We identified three potential associated factors with the treatment failure and reinfection in this study. The finding supports the findings of other investigations that also demonstrated that HIV- infected patients with syphilis might be more likely to experience serological failure and reinfection compared to non-HIV infected patients [17,18,19]. We speculate that HIV-infected patients with more immunosuppression might respond with a low rate to effective treatment. In addition, HIV might accelerate and change the clinical course of syphilis, and this co-infection could increase the incidence of the complications of syphilis [16, 20, 21]. Furthermore, HIV makes it more likely for syphilis to present with non-typical features [2]. For example, a UK enhanced surveillance program reported on the presentation of syphilis both in HIV-negative and HIV-positive men. Primary syphilis was diagnosed in 42 and 27%, and secondary disease was diagnosed in 40 and 58% of HIV-negative and HIV-positive patients, respectively [22]. Therefore, it is important for medical practitioners to be aware of how syphilis might present in patients with underlying HIV infection and the implications for treatment and follow-up.
We also found that secondary syphilis patients are more likely to experience treatment failure or reinfection compared with primary syphilis patients. Although there are no concrete indications regarding the different stages, and the clinical stages of syphilis often overlap, this finding highlights the importance of early diagnosis and treatment. Furthermore, the frequency of condom use was found to be associated with the response to treatment. Patients might be linked to recurrent exposure of syphilis from their sexual networks through unprotected sexual activity [23]. Patients who practice safe sex are less likely to be re-exposed to risky partners. Unprotected sexual behaviors, therefore, increase the likelihood of experiencing treatment failure or reinfection. This finding suggested that health counseling and safety education on sex activity should be intensified to increase condom use, especially among high risk populations.
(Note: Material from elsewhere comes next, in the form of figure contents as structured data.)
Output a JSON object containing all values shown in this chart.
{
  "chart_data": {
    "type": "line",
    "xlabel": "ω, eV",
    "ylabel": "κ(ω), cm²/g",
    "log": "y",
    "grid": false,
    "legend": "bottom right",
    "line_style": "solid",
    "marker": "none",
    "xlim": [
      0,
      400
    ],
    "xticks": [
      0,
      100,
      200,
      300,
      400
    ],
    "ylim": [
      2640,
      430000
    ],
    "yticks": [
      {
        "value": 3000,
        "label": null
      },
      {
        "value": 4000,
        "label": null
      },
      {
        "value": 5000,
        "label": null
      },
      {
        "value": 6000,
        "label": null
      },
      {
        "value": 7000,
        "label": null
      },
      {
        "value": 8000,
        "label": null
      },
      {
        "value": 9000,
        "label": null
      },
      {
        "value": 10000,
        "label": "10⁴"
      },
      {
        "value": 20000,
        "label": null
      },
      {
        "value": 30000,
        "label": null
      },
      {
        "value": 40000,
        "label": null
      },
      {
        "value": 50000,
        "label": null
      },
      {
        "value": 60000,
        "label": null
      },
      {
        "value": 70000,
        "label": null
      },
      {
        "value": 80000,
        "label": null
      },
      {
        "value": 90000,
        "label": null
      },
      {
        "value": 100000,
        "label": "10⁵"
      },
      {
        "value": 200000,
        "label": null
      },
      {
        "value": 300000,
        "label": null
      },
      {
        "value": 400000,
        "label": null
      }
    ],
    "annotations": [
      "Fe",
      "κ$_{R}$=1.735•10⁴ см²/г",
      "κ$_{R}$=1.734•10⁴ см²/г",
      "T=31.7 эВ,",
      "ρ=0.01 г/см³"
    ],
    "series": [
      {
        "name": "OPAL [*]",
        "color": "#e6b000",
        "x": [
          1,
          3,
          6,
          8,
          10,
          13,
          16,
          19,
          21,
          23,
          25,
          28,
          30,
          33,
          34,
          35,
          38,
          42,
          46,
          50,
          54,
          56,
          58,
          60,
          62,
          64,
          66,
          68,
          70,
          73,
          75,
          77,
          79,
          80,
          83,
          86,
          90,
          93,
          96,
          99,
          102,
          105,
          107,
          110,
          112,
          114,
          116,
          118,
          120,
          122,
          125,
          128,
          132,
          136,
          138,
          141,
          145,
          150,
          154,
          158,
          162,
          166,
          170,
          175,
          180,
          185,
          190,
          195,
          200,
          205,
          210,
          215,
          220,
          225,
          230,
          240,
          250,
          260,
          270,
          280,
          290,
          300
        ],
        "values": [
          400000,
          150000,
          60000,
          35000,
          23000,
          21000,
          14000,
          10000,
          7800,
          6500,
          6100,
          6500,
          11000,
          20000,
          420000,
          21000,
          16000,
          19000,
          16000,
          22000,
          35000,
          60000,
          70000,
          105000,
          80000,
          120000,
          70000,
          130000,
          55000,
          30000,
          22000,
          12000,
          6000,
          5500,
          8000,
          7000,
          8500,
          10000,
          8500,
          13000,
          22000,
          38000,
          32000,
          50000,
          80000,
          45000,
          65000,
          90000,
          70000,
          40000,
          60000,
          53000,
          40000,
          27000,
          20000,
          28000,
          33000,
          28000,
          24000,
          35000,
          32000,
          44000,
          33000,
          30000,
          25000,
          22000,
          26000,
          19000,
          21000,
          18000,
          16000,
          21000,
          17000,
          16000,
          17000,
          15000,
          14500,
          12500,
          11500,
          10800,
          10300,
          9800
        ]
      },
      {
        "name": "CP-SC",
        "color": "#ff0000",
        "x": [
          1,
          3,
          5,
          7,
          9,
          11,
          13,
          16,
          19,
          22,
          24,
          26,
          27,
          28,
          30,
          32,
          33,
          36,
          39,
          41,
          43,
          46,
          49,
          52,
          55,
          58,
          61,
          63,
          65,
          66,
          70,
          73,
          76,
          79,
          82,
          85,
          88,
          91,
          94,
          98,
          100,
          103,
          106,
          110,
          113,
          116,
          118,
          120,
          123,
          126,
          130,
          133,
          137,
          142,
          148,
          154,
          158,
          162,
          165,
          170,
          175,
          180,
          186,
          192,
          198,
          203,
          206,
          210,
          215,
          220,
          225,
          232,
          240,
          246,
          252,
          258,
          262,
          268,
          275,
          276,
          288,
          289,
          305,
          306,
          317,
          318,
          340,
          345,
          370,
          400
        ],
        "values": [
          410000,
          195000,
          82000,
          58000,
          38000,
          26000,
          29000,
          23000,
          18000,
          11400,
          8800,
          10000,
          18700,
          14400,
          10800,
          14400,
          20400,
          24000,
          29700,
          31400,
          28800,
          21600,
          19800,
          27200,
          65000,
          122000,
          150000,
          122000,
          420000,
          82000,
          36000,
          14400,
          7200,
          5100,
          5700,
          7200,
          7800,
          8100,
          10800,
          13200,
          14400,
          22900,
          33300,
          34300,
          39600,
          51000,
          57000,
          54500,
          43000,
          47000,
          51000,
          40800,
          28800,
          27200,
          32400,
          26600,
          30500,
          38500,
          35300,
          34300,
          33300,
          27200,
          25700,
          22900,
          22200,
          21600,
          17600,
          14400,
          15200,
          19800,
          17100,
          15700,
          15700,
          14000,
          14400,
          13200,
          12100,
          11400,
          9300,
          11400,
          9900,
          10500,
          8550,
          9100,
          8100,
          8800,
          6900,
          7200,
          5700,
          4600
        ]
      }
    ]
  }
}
Our study has several limitations. First, selection bias is possible because 28% of patients were excluded due to lack of data or loss of follow-up. If the exclusion of these patients affected the outcome is unknown. Second, some information collected at baseline is retrospective, such as the number of sex partners and the frequency of condom use, which might not reflect the actual conditions during the follow-up. In addition, a relatively rough classification was adopted in this study. We combined serological cure and serofast together. We did not distinguish patients with treatment failure or reinfection in the analysis, so it is hard to make a distinction without information regarding their exposure and network. Furthermore, the bivariate analysis used for the first-step variable selection might be not biologically plausible all of the time. Additionally, the results from one city might be not well generalized to other regions. However, we believe this study provides a good representation of southeast coastal cities, and more studies in diverse areas are needed in further research.